I was in high school when they came around our neighborhood casting for A Bronx Tale. At the time my favorite scene in the movie was this one:
I tend to view my students like these characters think about “the great ones.” There are indeed only a few. And precious few they are. We will say more about them in due time. But for today’s reflection, think about the test that is proferred in the above scene. I’ve been doing that test in the classroom for years. And even to my amazement, it has never been passed. By my count we’ve assigned and graded well over 50,000 questions since I started teaching about a decade ago. And not once among all of those 50,000 questions, nearly every single one of them an essay question, has a student approached us to tell us that they were too generously graded. Not once.
And not a single time among the thousands of exams administered has a student ever come forward to show us that we added up the point totals too high. Not once. I can surely tell you that the number of times that students have expressed concern over an addition problem is over 100, and the number of times students have come forward to express concern over “tight” grading is nearing the 5 digit range. Do you know what the statistical probability of that being random is? Zero. Absolutely zero. There is no statistical chance that every honest mistake we have ever made was on the side of “too tough” and there is no chance that we have a reason to systematically grade exams “too tight” … after all, the more rigorous we grade the more likely we are to field complaints.
Without spilling the beans too much, we’ve also managed to run some informal experiments to see how honest people are. I won’t divulge more – but rest assured these had no impact on the ultimate grades anyone has ever achieved. And rest assured that in a sample of now over 300 cases, not a single student has come forward in response to a “bank error in their favor.” Not … one.
If I had to boil down what matters to me most in thinking about the quality of person I strive to be, and the quality of person I hope to see in this world, it is this. “What do you do when no one is watching?” It’s a murky question, I know. And by no means am I proud of everything I’ve done when no one is watching. But I try to live even my privatest of private moments in my life as if someone were on my shoulder, someone whom I respected, evaluating my thoughts and actions (yes, we may invoke god or God here or something else that is more politically correct). I’ve disappointed this spectator too many times for me to die a happy person about how I’ve lived my life (we don’t get second chances on some things, alas), but I’m afraid that I know very few people who can pass even crude versions of the Door Test from a Bronx Tale. This brings me both sadness and optimism for I hope obvious reasons.
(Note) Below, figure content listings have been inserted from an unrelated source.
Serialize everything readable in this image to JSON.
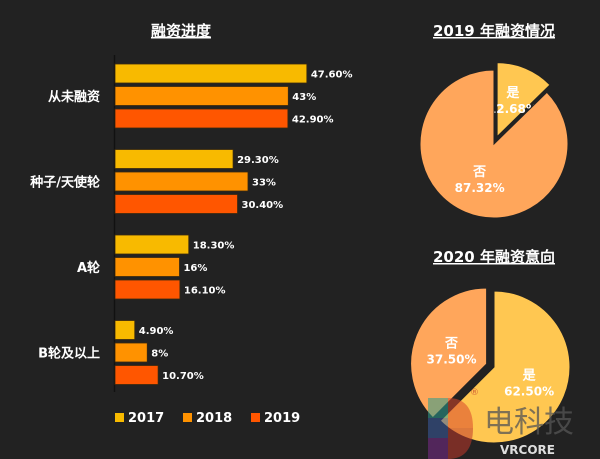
{
  "chart_data": [
    {
      "type": "bar",
      "orientation": "horizontal",
      "title": "融资进度",
      "categories": [
        "从未融资",
        "种子/天使轮",
        "A轮",
        "B轮及以上"
      ],
      "series": [
        {
          "name": "2017",
          "values": [
            47.6,
            29.3,
            18.3,
            4.9
          ],
          "labels": [
            "47.60%",
            "29.30%",
            "18.30%",
            "4.90%"
          ],
          "color": "#F8BA00"
        },
        {
          "name": "2018",
          "values": [
            43,
            33,
            16,
            8
          ],
          "labels": [
            "43%",
            "33%",
            "16%",
            "8%"
          ],
          "color": "#FF9200"
        },
        {
          "name": "2019",
          "values": [
            42.9,
            30.4,
            16.1,
            10.7
          ],
          "labels": [
            "42.90%",
            "30.40%",
            "16.10%",
            "10.70%"
          ],
          "color": "#FF5600"
        }
      ],
      "unit": "%",
      "legend": "bottom"
    },
    {
      "type": "pie",
      "title": "2019 年融资情况",
      "slices": [
        {
          "label": "是",
          "value": 12.68,
          "text": "12.68%",
          "color": "#FFC751",
          "exploded": true
        },
        {
          "label": "否",
          "value": 87.32,
          "text": "87.32%",
          "color": "#FFA65B",
          "exploded": false
        }
      ]
    },
    {
      "type": "pie",
      "title": "2020 年融资意向",
      "slices": [
        {
          "label": "是",
          "value": 62.5,
          "text": "62.50%",
          "color": "#FFC751",
          "exploded": false
        },
        {
          "label": "否",
          "value": 37.5,
          "text": "37.50%",
          "color": "#FFA65B",
          "exploded": true
        }
      ]
    }
  ],
  "watermark": {
    "brand": "电科技",
    "sub": "VRCORE",
    "mark": "®"
  }
}
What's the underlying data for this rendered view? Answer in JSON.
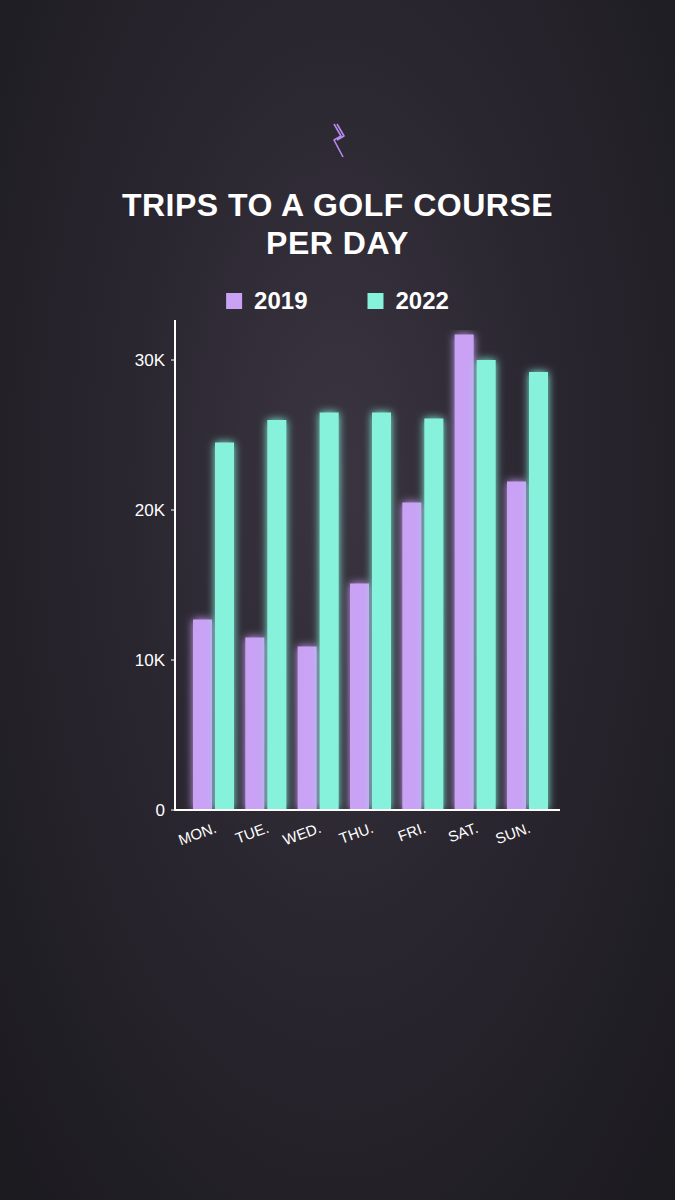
{
  "chart_data": {
    "type": "bar",
    "title": "TRIPS TO A GOLF COURSE PER DAY",
    "categories": [
      "MON.",
      "TUE.",
      "WED.",
      "THU.",
      "FRI.",
      "SAT.",
      "SUN."
    ],
    "series": [
      {
        "name": "2019",
        "color": "#c9a2f5",
        "values": [
          12700,
          11500,
          10900,
          15100,
          20500,
          31700,
          21900
        ]
      },
      {
        "name": "2022",
        "color": "#86f2dc",
        "values": [
          24500,
          26000,
          26500,
          26500,
          26100,
          30000,
          29200
        ]
      }
    ],
    "ylim": [
      0,
      32000
    ],
    "yticks": [
      0,
      {
        "value": 10000,
        "label": "10K"
      },
      {
        "value": 20000,
        "label": "20K"
      },
      {
        "value": 30000,
        "label": "30K"
      }
    ],
    "legend": "top"
  }
}
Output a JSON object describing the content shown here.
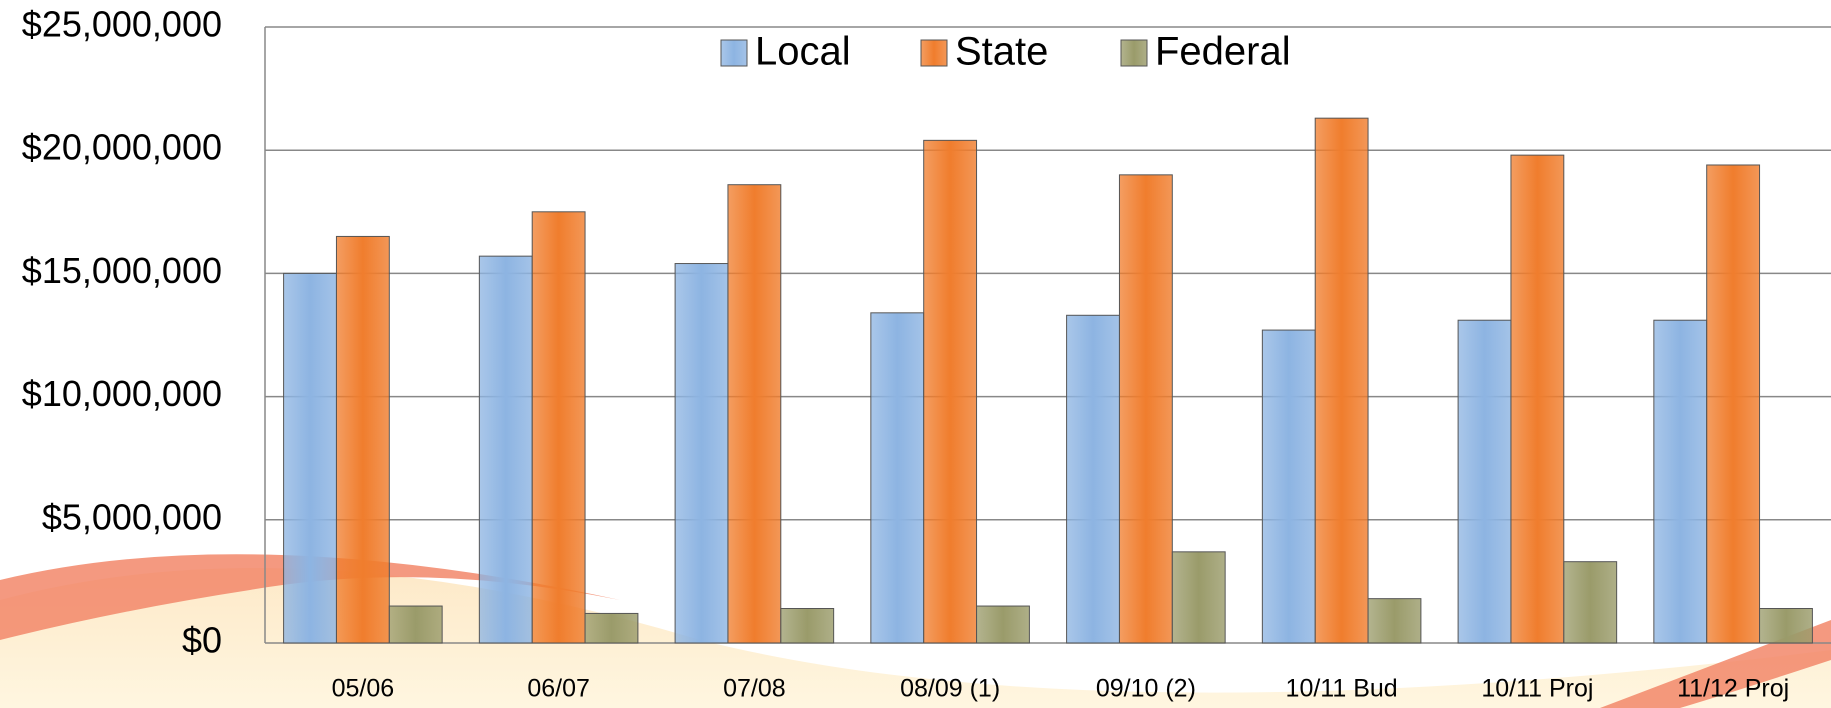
{
  "chart_data": {
    "type": "bar",
    "categories": [
      "05/06",
      "06/07",
      "07/08",
      "08/09 (1)",
      "09/10 (2)",
      "10/11 Bud",
      "10/11 Proj",
      "11/12 Proj"
    ],
    "series": [
      {
        "name": "Local",
        "color": "#8db4e2",
        "values": [
          15000000,
          15700000,
          15400000,
          13400000,
          13300000,
          12700000,
          13100000,
          13100000
        ]
      },
      {
        "name": "State",
        "color": "#f07d2d",
        "values": [
          16500000,
          17500000,
          18600000,
          20400000,
          19000000,
          21300000,
          19800000,
          19400000
        ]
      },
      {
        "name": "Federal",
        "color": "#9a9b6a",
        "values": [
          1500000,
          1200000,
          1400000,
          1500000,
          3700000,
          1800000,
          3300000,
          1400000
        ]
      }
    ],
    "ylim": [
      0,
      25000000
    ],
    "yticks": [
      {
        "value": 0,
        "label": "$0"
      },
      {
        "value": 5000000,
        "label": "$5,000,000"
      },
      {
        "value": 10000000,
        "label": "$10,000,000"
      },
      {
        "value": 15000000,
        "label": "$15,000,000"
      },
      {
        "value": 20000000,
        "label": "$20,000,000"
      },
      {
        "value": 25000000,
        "label": "$25,000,000"
      }
    ],
    "grid": true,
    "legend": "top"
  }
}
As for political and economic implications of such an observation, I too, hope that they are fairly obvious to our readers here. I hope they would be obvious to others too.
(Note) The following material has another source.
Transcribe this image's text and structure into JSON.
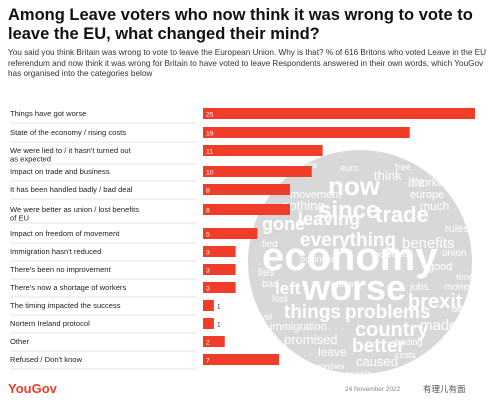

Well, most of the people you have sampled are students of a certain age group. Maybe there is something about their age, rather than their honesty. I myself can honestly (hmm, yes honestly! :p) say that I distinctly remember going to a professor to point that they had given me too many points once. I’m pretty sure I remember this, and I think I remember that the result was high enough that I didn’t really care if I lost a couple of points. Plus there was the added benefit of scoring points with the professor!
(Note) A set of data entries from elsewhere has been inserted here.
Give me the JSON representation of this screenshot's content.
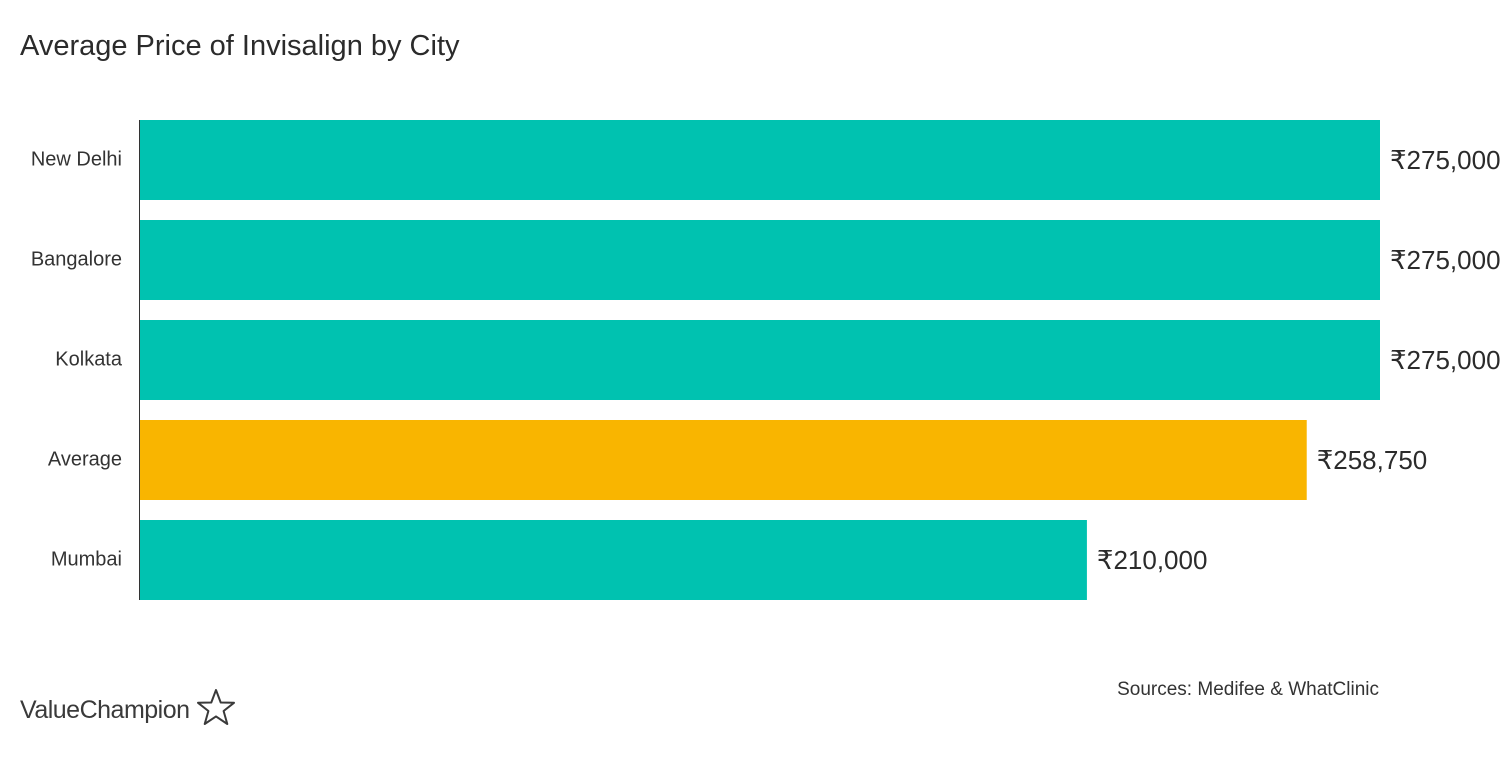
{
  "chart_data": {
    "type": "bar",
    "orientation": "horizontal",
    "title": "Average Price of Invisalign by City",
    "categories": [
      "New Delhi",
      "Bangalore",
      "Kolkata",
      "Average",
      "Mumbai"
    ],
    "values": [
      275000,
      275000,
      275000,
      258750,
      210000
    ],
    "value_labels": [
      "₹275,000",
      "₹275,000",
      "₹275,000",
      "₹258,750",
      "₹210,000"
    ],
    "bar_colors": [
      "#00c2b0",
      "#00c2b0",
      "#00c2b0",
      "#f9b500",
      "#00c2b0"
    ],
    "xlim": [
      0,
      275000
    ],
    "grid": false,
    "legend": "none"
  },
  "source_text": "Sources: Medifee & WhatClinic",
  "brand": {
    "name": "ValueChampion",
    "icon": "star-outline-icon"
  }
}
I do know that I went back to a restaurant to tell them they had charged me too little once. The reason I did that is because I though that the waiter may have to eat the losses.
The door test, I think, a lot of people pass. Especially in the US, and especially anyone who has seen this movie. There’s still hope. At least, what gives me hope is that the US looks a lot better in this area than most of the rest of the world.
I know that if I received an honesty test in a class when I was in college, or if I was still taking classes, I would have failed it. I never would have told the professor if he made a bank error in my favor. I went to Denny’s last week and I ordered a burger but the waiter who was just off the boat from Jamaica misunderstood my order and brought me a burrito instead. I sent it back. He gave me the burger, but charged me for the burrito, which was $2 cheaper. I never told him, I paid for the burrito and I left. Because this is the real world and I like money. If God is mad at me for those $2 then trust me he stopped caring about me awhile ago. People respond to incentives. Demand curves are real and down-sloping.